Until I traveled, I never truly understood what was meant when people said your “mind wandered.” Now, my mind is often physically elsewhere, and this phenomenon leaves the question, “Where is my mind today?” open for debate.
There are some days I find my mind wandering. Yes, quite literally wandering. Down a road in Valencia, Spain that I walked dozens of times. On a train in the UK headed to a new destination. Meandering down cobblestoned roads in Georgetown. Perhaps even driving a road that I once maneuvered daily in North Carolina or Arizona.

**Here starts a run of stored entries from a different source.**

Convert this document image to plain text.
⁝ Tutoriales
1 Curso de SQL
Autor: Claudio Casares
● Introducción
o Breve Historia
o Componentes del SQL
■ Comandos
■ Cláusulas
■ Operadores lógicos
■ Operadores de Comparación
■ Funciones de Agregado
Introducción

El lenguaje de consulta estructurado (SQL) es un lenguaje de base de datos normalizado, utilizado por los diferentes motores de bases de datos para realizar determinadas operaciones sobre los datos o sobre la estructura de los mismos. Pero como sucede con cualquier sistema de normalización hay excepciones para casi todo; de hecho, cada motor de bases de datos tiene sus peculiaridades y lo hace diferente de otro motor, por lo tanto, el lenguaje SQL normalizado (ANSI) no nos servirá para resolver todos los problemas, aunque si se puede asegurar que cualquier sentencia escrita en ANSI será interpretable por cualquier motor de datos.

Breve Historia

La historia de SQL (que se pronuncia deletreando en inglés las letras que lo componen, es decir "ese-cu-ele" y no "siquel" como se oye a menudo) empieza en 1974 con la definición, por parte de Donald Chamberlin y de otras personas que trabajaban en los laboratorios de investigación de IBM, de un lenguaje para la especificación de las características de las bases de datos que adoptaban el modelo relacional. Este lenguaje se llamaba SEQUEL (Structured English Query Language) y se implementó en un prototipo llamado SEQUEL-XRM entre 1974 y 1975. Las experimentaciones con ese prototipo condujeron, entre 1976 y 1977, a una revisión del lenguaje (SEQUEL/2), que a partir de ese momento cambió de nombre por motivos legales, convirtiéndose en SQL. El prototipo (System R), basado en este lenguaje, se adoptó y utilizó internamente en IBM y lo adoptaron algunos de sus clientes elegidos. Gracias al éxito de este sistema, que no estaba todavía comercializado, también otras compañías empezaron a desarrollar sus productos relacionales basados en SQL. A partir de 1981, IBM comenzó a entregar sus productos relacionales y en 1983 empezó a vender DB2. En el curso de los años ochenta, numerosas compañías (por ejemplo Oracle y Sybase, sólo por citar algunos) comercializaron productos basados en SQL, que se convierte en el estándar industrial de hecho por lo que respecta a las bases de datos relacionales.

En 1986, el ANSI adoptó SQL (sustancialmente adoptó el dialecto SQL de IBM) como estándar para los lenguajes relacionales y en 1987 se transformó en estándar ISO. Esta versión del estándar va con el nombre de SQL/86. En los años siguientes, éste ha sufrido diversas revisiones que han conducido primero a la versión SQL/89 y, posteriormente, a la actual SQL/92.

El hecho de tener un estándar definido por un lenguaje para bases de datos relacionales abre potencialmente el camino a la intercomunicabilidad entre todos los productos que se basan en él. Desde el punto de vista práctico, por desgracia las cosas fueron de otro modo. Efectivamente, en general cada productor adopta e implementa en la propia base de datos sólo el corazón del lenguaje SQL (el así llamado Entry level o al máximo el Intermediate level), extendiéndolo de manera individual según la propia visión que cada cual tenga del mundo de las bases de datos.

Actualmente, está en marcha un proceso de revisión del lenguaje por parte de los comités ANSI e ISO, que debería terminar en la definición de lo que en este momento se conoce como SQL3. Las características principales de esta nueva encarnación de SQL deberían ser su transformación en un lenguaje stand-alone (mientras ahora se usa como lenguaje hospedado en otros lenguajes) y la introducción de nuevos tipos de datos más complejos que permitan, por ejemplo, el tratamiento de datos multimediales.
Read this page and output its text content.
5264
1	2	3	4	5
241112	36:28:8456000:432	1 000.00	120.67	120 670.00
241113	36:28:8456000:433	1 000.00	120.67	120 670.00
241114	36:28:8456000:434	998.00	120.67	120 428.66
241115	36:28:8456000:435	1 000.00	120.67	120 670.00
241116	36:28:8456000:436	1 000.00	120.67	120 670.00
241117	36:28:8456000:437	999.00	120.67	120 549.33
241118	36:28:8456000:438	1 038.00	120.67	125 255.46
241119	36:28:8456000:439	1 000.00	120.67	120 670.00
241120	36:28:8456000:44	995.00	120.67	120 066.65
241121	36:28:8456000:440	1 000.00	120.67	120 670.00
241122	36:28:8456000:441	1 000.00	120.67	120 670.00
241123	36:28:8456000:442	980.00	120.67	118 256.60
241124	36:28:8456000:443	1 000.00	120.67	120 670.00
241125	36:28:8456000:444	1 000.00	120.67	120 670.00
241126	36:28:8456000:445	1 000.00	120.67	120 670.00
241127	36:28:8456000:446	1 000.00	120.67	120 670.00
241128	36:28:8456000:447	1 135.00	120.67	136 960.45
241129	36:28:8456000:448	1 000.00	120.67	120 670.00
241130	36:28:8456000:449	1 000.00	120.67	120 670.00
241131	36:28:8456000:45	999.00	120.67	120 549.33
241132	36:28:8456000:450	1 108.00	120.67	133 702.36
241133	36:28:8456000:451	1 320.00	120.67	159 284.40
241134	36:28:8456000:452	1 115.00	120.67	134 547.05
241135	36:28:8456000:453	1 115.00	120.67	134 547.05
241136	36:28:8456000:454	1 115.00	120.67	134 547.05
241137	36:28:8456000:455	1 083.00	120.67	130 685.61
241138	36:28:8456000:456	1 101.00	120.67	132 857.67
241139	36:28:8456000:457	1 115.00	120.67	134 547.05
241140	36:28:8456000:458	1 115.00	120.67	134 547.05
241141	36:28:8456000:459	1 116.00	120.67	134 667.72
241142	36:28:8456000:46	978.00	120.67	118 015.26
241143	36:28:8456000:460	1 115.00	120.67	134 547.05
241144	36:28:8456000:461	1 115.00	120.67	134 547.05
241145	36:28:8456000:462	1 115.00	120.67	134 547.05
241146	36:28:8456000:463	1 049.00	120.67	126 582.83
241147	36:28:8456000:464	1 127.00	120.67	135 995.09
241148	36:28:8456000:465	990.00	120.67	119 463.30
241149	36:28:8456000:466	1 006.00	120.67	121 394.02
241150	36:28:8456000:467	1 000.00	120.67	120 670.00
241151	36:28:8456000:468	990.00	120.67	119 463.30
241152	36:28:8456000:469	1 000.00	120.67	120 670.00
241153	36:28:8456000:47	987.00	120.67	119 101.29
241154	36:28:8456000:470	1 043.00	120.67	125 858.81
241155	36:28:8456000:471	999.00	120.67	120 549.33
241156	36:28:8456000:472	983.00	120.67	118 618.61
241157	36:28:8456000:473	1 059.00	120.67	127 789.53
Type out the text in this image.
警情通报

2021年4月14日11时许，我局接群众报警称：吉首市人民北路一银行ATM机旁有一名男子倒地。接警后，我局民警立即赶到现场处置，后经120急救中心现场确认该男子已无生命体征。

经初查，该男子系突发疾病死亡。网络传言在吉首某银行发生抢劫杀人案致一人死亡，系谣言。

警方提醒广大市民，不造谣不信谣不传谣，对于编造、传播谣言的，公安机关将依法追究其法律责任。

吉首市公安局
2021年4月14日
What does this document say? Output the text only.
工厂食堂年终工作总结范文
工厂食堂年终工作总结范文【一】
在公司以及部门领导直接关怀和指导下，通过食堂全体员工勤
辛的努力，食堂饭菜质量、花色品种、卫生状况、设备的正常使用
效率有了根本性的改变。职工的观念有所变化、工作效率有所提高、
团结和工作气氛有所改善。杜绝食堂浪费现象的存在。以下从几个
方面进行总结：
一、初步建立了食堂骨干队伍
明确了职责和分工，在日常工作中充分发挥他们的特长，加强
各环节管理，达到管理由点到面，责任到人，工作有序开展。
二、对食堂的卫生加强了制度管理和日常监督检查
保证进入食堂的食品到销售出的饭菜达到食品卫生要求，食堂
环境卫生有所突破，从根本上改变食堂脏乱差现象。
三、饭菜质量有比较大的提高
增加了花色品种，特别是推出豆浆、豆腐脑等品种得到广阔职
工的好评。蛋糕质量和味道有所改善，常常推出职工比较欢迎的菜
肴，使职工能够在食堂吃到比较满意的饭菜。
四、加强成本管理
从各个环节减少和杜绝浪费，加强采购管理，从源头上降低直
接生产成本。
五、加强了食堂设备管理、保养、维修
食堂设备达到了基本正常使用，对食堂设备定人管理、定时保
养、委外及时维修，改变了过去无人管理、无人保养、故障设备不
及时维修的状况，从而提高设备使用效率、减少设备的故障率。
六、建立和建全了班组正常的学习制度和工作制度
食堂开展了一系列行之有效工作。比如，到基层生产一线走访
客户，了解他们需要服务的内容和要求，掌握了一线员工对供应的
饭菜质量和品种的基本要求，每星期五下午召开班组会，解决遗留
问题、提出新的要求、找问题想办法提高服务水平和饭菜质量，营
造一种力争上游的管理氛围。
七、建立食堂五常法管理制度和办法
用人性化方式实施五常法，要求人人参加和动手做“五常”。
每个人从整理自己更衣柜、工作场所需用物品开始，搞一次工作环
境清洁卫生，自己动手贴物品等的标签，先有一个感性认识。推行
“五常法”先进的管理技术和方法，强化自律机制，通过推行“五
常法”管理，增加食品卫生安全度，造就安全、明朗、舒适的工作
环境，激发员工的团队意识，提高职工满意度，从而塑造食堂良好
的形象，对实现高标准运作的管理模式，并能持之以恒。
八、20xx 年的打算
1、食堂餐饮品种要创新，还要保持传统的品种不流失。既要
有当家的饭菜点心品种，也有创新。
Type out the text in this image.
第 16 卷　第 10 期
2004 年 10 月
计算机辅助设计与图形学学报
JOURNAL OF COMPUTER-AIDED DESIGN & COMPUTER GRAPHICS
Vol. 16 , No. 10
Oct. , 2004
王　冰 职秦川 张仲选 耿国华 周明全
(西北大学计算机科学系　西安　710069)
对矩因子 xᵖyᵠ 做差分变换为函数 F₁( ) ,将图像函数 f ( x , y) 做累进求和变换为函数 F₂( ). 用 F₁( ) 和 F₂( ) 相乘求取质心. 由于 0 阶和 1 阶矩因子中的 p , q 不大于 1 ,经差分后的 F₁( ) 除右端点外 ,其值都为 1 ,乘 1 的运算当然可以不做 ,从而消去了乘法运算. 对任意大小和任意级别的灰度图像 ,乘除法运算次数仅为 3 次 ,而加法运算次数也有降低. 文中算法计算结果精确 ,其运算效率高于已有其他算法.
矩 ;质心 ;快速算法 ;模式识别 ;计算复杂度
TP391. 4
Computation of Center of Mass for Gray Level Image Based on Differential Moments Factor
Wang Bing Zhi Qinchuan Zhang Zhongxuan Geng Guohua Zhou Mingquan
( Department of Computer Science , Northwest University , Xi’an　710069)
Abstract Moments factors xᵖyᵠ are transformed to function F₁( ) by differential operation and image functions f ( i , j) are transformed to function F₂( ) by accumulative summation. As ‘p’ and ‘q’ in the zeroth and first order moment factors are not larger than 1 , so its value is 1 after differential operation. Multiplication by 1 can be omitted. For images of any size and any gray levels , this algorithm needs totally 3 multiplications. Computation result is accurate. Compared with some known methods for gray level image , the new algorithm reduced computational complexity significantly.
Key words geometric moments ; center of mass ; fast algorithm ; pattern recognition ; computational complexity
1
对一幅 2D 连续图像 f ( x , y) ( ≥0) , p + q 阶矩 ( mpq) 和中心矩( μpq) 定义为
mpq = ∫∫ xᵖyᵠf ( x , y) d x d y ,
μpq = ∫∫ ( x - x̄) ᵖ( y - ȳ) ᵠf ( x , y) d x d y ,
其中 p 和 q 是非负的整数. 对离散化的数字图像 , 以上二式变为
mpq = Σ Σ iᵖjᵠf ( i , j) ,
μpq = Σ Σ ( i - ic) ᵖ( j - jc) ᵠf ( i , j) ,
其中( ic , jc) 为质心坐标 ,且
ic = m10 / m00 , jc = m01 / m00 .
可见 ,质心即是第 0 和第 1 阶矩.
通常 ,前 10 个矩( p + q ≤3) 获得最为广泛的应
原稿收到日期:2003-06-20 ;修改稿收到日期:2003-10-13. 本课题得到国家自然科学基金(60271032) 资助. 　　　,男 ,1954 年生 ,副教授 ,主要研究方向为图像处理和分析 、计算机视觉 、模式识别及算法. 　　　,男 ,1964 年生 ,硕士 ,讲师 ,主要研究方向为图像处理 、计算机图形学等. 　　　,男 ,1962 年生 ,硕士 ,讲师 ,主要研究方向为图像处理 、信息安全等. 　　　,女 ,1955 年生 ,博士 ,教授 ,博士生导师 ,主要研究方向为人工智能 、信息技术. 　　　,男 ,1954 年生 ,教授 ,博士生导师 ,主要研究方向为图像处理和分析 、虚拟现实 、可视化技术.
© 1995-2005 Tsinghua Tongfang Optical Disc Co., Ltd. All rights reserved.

Sometimes I see a place in my mind, and it feels just out of reach. Where was that? I can see it so clearly, but I’m not sure where it is. It’s a memory strong enough to remember visually, but I can’t put names or locations with the images.
And I wonder, does this happen to other people? Do places they’ve been and images their brain has stored haunt them all day long? What makes my mind select a certain place — yearn for a location — one day and seem to all but forget it the next?
I can hardly say it bothers me, but it’s like a tiny little film reel playing in the back of my mind, distracting me from what else I’m supposed to be doing. It’s a product of the travel I’ve done and the travel I want to do. Even when I am stationary, my mind is traveling.
Where is my mind today? And where is it going tomorrow? In some ways, it’s comforting to know that my brain will always remember places I’ve been, and maybe even in old age, I’ll have the pleasure of seeing them in my memory long after I’m able to physically visit. Perhaps it’s my mind granting me the freedom to travel forever…or at least that’s as much as I can hope.